Once I have the image uploaded to the computer I carry out whatever editing is required. For some of the designs in the series, this included selecting areas of the leaf to be darkened in order to give it an additional edge compositionally.
Finally, for the images to be completely up to scratch, I examined each one at 100 per cent on screen. At this point any little specks and marks, sensor dust, or leaf defects, which would only have become apparent when viewed at this magnification, were cloned out.
As soon as I started learning about photography I was very much attracted to macro, so the Canon EF 100mm macro lens was something I started saving up for almost immediately. Of course, though, when it comes to camera gear, no sooner have you managed to acquire one piece of kit on your wish list, than you start to eye up yet another must-have item. So gradually over the years I have also added the Jessops extension tubes, Kirk focusing rail and Kaiser lightbox to my photography kit bag.
My camera is the full-frame sensor, 12.8-megapixel Canon EOS 5D. I also have a wide-angle and telephoto lens, a Velbon Tripod and two camera bags – a small Crumpler bag, for when I am very disciplined in deciding which bits of kit to carry with me, and a ‘take it all with you’ Lowepro rucksack for my less decisive days.
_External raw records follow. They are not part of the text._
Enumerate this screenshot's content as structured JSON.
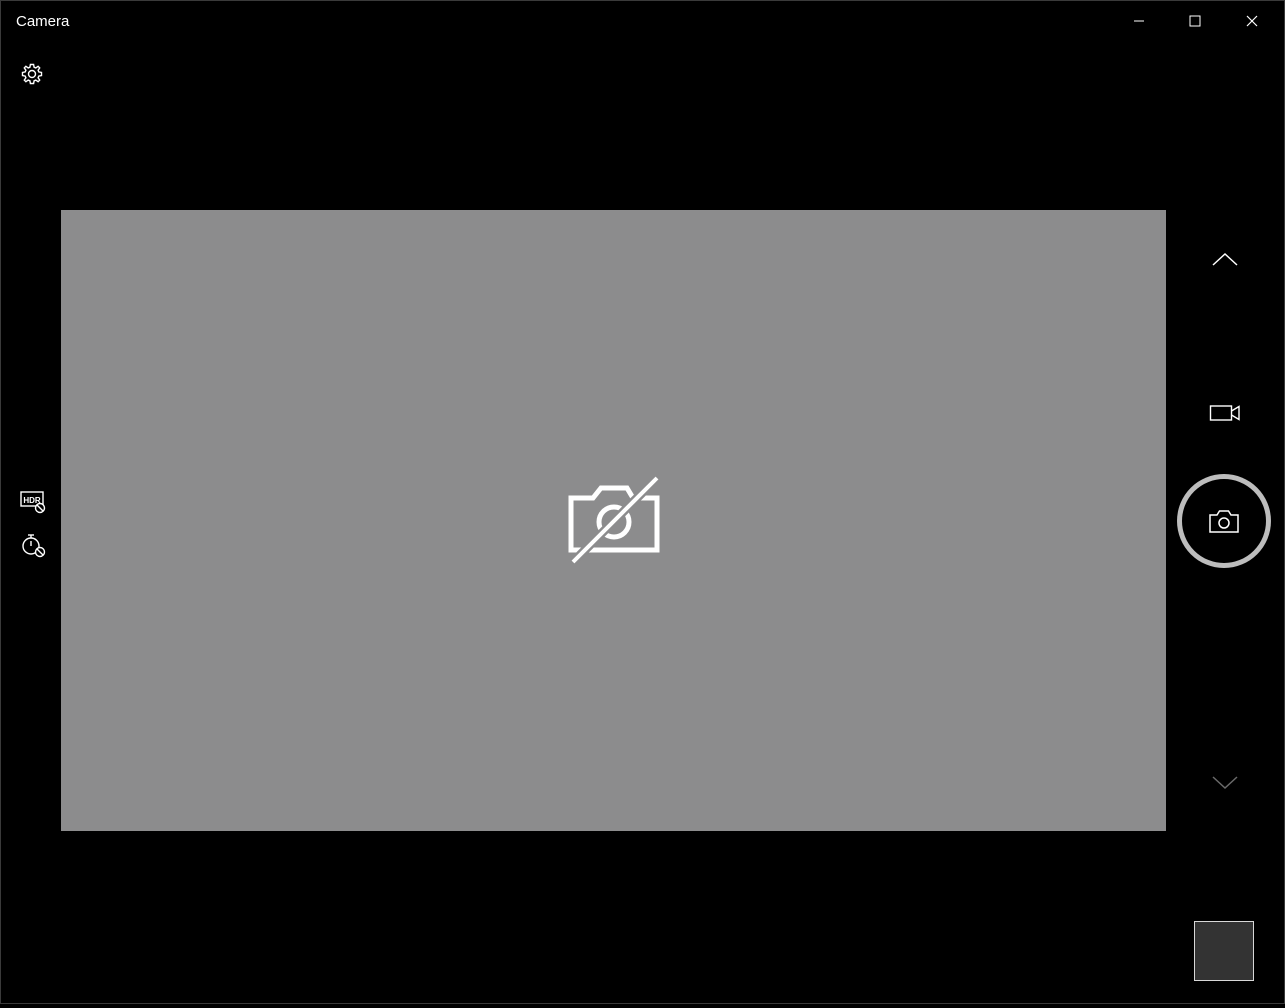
{
  "window": {
    "title": "Camera"
  },
  "icons": {
    "settings": "gear-icon",
    "minimize": "minimize-icon",
    "maximize": "maximize-icon",
    "close": "close-icon",
    "camera_unavailable": "camera-off-icon",
    "hdr": "hdr-off-icon",
    "timer": "timer-off-icon",
    "mode_up": "chevron-up-icon",
    "video_mode": "video-camera-icon",
    "take_photo": "camera-icon",
    "mode_down": "chevron-down-icon"
  },
  "colors": {
    "background": "#000000",
    "preview": "#8c8c8d",
    "foreground": "#ffffff",
    "capture_ring": "#bdbdbd",
    "thumbnail": "#333333"
  }
}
Achieving even backlighting for a horizontal, flat object, like a leaf, is challenging. Taking the DIY approach, you’ll need a perspex sheet, workbench and table lamp. The workbench is to secure the perspex in a safe, secure horizontal position. Once you’re happy with that, place the table lamp underneath it.
For this to work, you need to make sure the perspex is perfectly clean; the slightest smear can affect your image. The final hurdle is ensuring the light from the lamp is even. Experimenting with a few different lightbulbs is a good idea.
A simpler approach is to buy a lightbox. And they’re not as expensive as you might think.